The MinnLand data in the alr4 package includes every farm sale in Minnesota from 2002-2011 enrolled in the federal Conservation Reserve Program. Fit a linear regression model to understand the impact of the acre price of the farm (variable called acrePrice HINT: THIS IS THE RESPONSE) as it relates to acres and the percentage of tillable land on the farm (variable is called tillable) (HINT: USE BOTH AS PREDICTORS in the same model, multiple linear regression). Check the assumptions of multiple linear regression using the diagnostic tools discussed in lecture. Using the tools discussed adjust the model to meet assumptions, and provide a discussion on the meaning of the model including but not limited to the interpretation of the slope coefficients. HINT: RULES OF THUMB COULD BE HELPFUL!
library(alr4)
head(MinnLand)
## acrePrice region improvements year acres tillable financing crpPct
## 1 766 Northwest 0 2002 82 94 title_transfer 0
## 2 733 Northwest 0 2003 30 63 title_transfer 0
## 3 850 Northwest 4 2002 150 47 title_transfer 0
## 4 975 Northwest 0 2003 160 86 title_transfer 0
## 5 886 Northwest 62 2002 90 NA title_transfer 0
## 6 992 Northwest 30 2003 120 83 title_transfer 0
## productivity
## 1 NA
## 2 NA
## 3 NA
## 4 NA
## 5 NA
## 6 NA
summary(MinnLand)
## acrePrice region improvements year
## Min. : 108 Northwest :3799 Min. : 0.000 Min. :2002
## 1st Qu.: 1425 West Central :3297 1st Qu.: 0.000 1st Qu.:2004
## Median : 2442 Central :4198 Median : 0.000 Median :2006
## Mean : 2787 South West :2583 Mean : 4.493 Mean :2006
## 3rd Qu.: 3702 South Central:2832 3rd Qu.: 0.000 3rd Qu.:2008
## Max. :15000 South East :1991 Max. :100.000 Max. :2011
## NA's :50
## acres tillable financing crpPct
## Min. : 1.0 Min. : 0.00 title_transfer :16601 Min. : 0.000
## 1st Qu.: 47.0 1st Qu.: 72.00 seller_financed: 2099 1st Qu.: 0.000
## Median : 80.0 Median : 92.00 Median : 0.000
## Mean : 112.7 Mean : 80.67 Mean : 4.163
## 3rd Qu.: 153.0 3rd Qu.: 97.00 3rd Qu.: 0.000
## Max. :6970.0 Max. :100.00 Max. :100.000
## NA's :1212
## productivity
## Min. : 1.00
## 1st Qu.:59.00
## Median :68.00
## Mean :66.63
## 3rd Qu.:76.00
## Max. :99.00
## NA's :9717
g2<-lm(log(acrePrice)~log(acres)+sqrt(tillable), data=MinnLand)
plot(g2)
ncvTest(g2)
## Non-constant Variance Score Test
## Variance formula: ~ fitted.values
## Chisquare = 37.40519, Df = 1, p = 9.5966e-10
summary(g2)
##
## Call:
## lm(formula = log(acrePrice) ~ log(acres) + sqrt(tillable), data = MinnLand)
##
## Residuals:
## Min 1Q Median 3Q Max
## -3.14351 -0.39930 0.08592 0.47220 2.48029
##
## Coefficients:
## Estimate Std. Error t value Pr(>|t|)
## (Intercept) 8.052680 0.040540 198.64 <2e-16 ***
## log(acres) -0.250169 0.006883 -36.35 <2e-16 ***
## sqrt(tillable) 0.086580 0.003377 25.64 <2e-16 ***
## ---
## Signif. codes: 0 '***' 0.001 '**' 0.01 '*' 0.05 '.' 0.1 ' ' 1
##
## Residual standard error: 0.6818 on 17485 degrees of freedom
## (1212 observations deleted due to missingness)

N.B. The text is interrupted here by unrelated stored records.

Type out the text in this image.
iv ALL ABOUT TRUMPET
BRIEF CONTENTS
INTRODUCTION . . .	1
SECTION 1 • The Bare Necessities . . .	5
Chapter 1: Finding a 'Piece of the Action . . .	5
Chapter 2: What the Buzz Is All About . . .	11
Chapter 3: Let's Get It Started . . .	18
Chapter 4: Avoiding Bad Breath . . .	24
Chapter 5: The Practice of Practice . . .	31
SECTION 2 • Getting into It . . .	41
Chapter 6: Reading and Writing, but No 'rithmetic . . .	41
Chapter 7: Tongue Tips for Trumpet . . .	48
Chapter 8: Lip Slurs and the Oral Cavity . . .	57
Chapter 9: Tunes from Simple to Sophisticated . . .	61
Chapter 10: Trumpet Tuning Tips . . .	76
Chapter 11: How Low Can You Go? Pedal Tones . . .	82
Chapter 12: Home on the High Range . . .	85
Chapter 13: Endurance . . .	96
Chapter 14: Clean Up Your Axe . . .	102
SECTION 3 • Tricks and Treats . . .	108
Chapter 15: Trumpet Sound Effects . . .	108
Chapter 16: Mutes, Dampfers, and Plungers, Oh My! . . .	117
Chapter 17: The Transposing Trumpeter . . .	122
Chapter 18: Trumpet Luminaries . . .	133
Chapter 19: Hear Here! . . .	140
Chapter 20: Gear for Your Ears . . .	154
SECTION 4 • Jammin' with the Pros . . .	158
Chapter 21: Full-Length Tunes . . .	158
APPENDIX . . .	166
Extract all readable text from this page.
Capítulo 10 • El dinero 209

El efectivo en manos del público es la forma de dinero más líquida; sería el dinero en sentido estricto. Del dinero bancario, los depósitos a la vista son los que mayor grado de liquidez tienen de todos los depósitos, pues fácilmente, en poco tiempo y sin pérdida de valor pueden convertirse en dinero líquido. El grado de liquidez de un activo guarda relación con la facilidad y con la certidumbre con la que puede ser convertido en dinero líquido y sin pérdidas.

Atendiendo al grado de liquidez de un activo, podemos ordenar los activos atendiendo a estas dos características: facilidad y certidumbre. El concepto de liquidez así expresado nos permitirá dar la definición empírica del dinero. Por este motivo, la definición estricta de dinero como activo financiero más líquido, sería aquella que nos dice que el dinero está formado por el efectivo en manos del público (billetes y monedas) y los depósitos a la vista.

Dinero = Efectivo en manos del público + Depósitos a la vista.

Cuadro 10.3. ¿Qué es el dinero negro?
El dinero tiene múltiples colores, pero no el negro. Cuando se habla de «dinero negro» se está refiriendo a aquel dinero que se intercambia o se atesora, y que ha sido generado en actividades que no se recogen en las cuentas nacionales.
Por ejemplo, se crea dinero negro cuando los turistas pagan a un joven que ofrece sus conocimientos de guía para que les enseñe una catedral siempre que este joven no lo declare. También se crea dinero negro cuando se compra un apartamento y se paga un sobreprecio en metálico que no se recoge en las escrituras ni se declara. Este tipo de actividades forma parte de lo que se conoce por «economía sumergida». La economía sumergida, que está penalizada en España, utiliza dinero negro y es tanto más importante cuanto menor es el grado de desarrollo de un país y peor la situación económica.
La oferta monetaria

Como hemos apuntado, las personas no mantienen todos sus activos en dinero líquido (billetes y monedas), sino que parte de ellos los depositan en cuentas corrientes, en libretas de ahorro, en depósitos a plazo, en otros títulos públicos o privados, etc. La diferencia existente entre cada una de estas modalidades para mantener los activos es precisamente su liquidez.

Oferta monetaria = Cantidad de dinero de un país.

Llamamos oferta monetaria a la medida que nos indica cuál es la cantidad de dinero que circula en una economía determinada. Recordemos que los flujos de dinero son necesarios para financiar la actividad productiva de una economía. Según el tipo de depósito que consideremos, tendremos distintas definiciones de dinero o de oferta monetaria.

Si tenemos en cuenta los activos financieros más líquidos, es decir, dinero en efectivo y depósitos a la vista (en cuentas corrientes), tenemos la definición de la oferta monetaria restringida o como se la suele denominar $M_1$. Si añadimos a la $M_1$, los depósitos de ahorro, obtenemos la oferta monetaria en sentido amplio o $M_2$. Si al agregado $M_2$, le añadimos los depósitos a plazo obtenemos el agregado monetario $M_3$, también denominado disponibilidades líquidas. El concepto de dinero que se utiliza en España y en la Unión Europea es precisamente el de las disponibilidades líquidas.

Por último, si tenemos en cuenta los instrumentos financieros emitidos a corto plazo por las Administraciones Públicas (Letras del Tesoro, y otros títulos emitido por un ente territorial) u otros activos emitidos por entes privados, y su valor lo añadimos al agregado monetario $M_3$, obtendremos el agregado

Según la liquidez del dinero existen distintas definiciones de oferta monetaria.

## Multiple R-squared: 0.09238, Adjusted R-squared: 0.09227
## F-statistic: 889.8 on 2 and 17485 DF, p-value: < 2.2e-16
The acrePrice, acres, and tillable data by itself shows some trends, so I knew I would have to do some transformations to get it to show variance. I ended up finding that the log of acrePrice, log of acres and square root of tillable ultimately did this. The p-value for acres and tillable shows there is a relationship to acrePrice because they are below 0.05. The intercept is at 805 and as the log of acres is decreased by one, acrePrice is decreased by 25 units. It also shows that as the square root of tillable is increased by one, acrePrice is increased by 8.6 units.